C’est que l’Etat dérape (la Banque d’Algérie parle de glissement) le dinar pour voiler l’importance du déficit budgétaire, biaisant les comptes publics. On voit que lorsque le cours du dollar baisse et le cours de l’euro hausse, la Banque d’Algérie dévalue, pour des raisons politiques à la fois le dinar par rapport tant au dollar que de l’euro alors que le dinar, dans une véritable économie de marché, le dinar devrait s’apprécier par rapport à la monnaie internationale qui se déprécie. Pourquoi cet artifice comptable ? La raison essentielle est qu’en dévaluant le dinar par rapport au dollar, nous aurons une augmentation artificielle de la fiscalité des hydrocarbures, et la fiscalité ordinaire à travers la taxes des produits importés, sachant que els besoins des entreprises publiques et privées dont le taux d’intégration ne dépasse pas 15% sont importés. Car les recettes des hydrocarbures du dollar sont reconverties en dinars, passant, par exemple, de 75 DA un dollar à 113 dinars un dollar.
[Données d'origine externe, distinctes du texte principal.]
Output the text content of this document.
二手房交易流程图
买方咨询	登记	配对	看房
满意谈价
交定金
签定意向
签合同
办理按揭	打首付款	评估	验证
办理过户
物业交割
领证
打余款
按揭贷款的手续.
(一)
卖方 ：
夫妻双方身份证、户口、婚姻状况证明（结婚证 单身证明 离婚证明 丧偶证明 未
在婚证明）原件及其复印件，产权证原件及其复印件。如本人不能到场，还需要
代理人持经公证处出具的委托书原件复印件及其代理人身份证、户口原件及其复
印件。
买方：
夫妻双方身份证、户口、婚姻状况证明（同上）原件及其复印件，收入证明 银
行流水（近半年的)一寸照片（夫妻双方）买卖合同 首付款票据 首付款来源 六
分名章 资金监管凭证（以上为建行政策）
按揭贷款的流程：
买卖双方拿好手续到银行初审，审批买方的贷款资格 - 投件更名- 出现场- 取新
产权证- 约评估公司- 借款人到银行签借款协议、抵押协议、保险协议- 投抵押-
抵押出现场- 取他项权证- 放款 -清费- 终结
Idem pour les importations libellées en monnaie étrangère, ou le cours est passé de 90/100 dinars un euro à 133 euros actuellement, les taxes douanières se calculant sur la partie en dinars, cette dévaluation accélérant l’inflation intérieure. Tout cela voile l’efficacité réelle du budget de l’Etat à travers la dépense publique, et a gonflé artificiellement par le passé le fonds de régulation des recettes calculé en dinars, épuisé début 2017.. L’inflation étant la résultante, cela renforce la défiance vis-à-vis du dinar où le cours officiel se trouve déconnecté par rapport au cours du marché parallèle traduisant le cours du marché. Cela ne peut que conduire à terme à accélérer le processus inflationniste.
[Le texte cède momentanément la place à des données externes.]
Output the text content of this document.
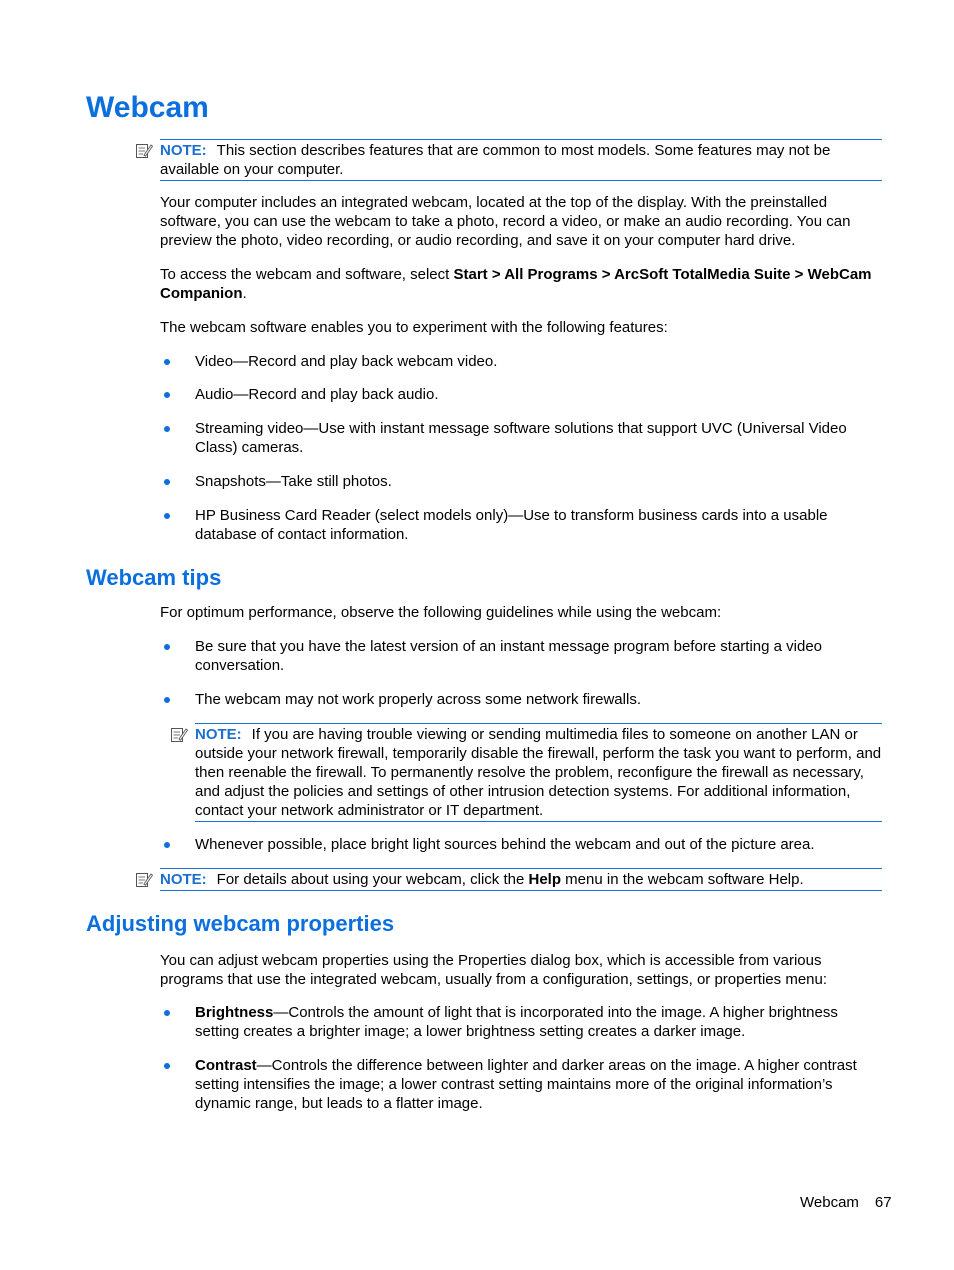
Webcam
NOTE: This section describes features that are common to most models. Some features may not be available on your computer.

Your computer includes an integrated webcam, located at the top of the display. With the preinstalled software, you can use the webcam to take a photo, record a video, or make an audio recording. You can preview the photo, video recording, or audio recording, and save it on your computer hard drive.

To access the webcam and software, select Start > All Programs > ArcSoft TotalMedia Suite > WebCam Companion.

The webcam software enables you to experiment with the following features:

Video—Record and play back webcam video.
Audio—Record and play back audio.
Streaming video—Use with instant message software solutions that support UVC (Universal Video Class) cameras.
Snapshots—Take still photos.
HP Business Card Reader (select models only)—Use to transform business cards into a usable database of contact information.
Webcam tips

For optimum performance, observe the following guidelines while using the webcam:

Be sure that you have the latest version of an instant message program before starting a video conversation.
The webcam may not work properly across some network firewalls.
NOTE: If you are having trouble viewing or sending multimedia files to someone on another LAN or outside your network firewall, temporarily disable the firewall, perform the task you want to perform, and then reenable the firewall. To permanently resolve the problem, reconfigure the firewall as necessary, and adjust the policies and settings of other intrusion detection systems. For additional information, contact your network administrator or IT department.
Whenever possible, place bright light sources behind the webcam and out of the picture area.
NOTE: For details about using your webcam, click the Help menu in the webcam software Help.
Adjusting webcam properties

You can adjust webcam properties using the Properties dialog box, which is accessible from various programs that use the integrated webcam, usually from a configuration, settings, or properties menu:

Brightness—Controls the amount of light that is incorporated into the image. A higher brightness setting creates a brighter image; a lower brightness setting creates a darker image.
Contrast—Controls the difference between lighter and darker areas on the image. A higher contrast setting intensifies the image; a lower contrast setting maintains more of the original information’s dynamic range, but leads to a flatter image.
Webcam 67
En résumé, les études économétriques montrant qu’il n’ ya pas de corrélation entre la cotation de l’euro, du dollar, celle du dinar algérien et le taux d’inflation mondial, surtout depuis la baisse du cours des hydrocarbures la mi 2014. Ce glissement du dinar à la baisse pour ne pas dire dévaluation périodique qui répond plus un souci d’équilibre budgétaire , a un impact sur la faisabilité des projets créateur de richesses dont les équipements et inputs dépendent à plus de 70% de l’extérieur et sur le pouvoir d’achat des citoyens. En plus certaines règles juridiques comme celle des 49/51% généralisée vivant de l’illusion de l’aisance financière, non adaptée à la conjoncture actuelle et selon la déclaration de la majorité des pays qui veulent investir en Algérie, l’assouplissement de la règle 49/51% est nécessaire si l’on veut attirer des investisseurs potentiels. En maintenant la règle des 49/51% qui convient aux seuls secteurs stratégiques qu'il s'agit de définir, instaurée en 2009 sous le gouvernement Ouyahia plus pour des raisons plus idéologiques qu’économiques n’ayant pas permis la réduction des importations, bien contraire ayant doublé, et ce sans qu’aucun bilan n a été fait à ce jour, cela équivaut, à un endettement extérieur indirect transfert de devises sans risques, en donnant des rentes de situations à certains opérateurs, notamment privés algériens qui n’ont ni les capacités managériales et technologiques.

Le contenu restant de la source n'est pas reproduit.